On Rarotonga, several bridges were damaged by high waves produced by the cyclone. Schools, churches, and restaurants were damaged by wind gusts up to 150 km/h throughout the island. Fifteen temporarily shelters constructed after Cyclone Meena were also destroyed. Damages caused by the storm to the Avana Marina Condominiums forced the owners to close them until mid-April to allow for reconstruction and renovation. The highest winds were recorded in the southern portions of the island chain, with a wind gust of 259 km/h being recorded on Mangaia. Up to 100% of the seasonal crop harvest was lost due to Cyclone Nancy.
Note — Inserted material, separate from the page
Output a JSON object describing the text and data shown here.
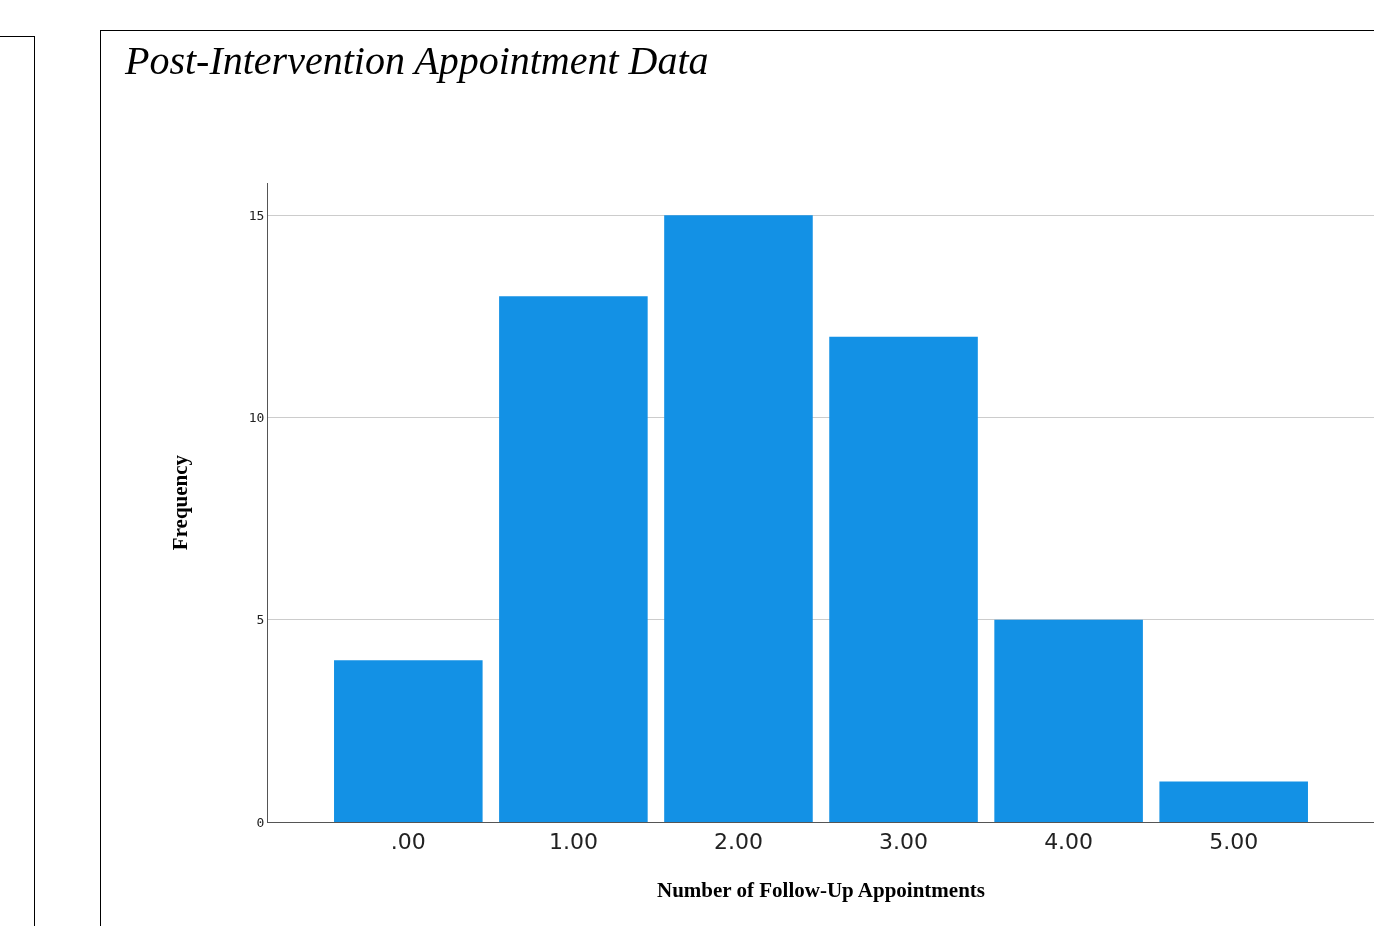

In the wake of all four cyclones, the Cook Islands requested international assistance. Funding to repair damages from the storms reached $7.87 million. The Red Cross provided relief items, such as blankets and lanterns worth $35,200; the Pacific Forum provided food, fuel, and logistical support worth $32,000; the Government of China donated $19,200 in post-disaster funds; $32,000 in funding was provided by the United Nations Development Programme; contributions from the Australian Agency for International Development and the New Zealand Agency for International Development amounted to $862,570, consisting of fuel, shelter, relief items, and disaster funds; the Government of Australia provided $128,000 wort of fuel and equipment; lastly, the Government of France deployed military teams with recovery supplies and tents. The European Union also supplied £200,000 ($280,000) in relief funds.

Since Nancy caused substantial damage throughout the Cook Islands, the name was retired from "Naming List A" for the South Pacific basin and was replaced with Nat. The three other cyclones that impacted the region, Meena, Olaf and Percy, were also retired and replaced by Mal, Osai and Pita respectively.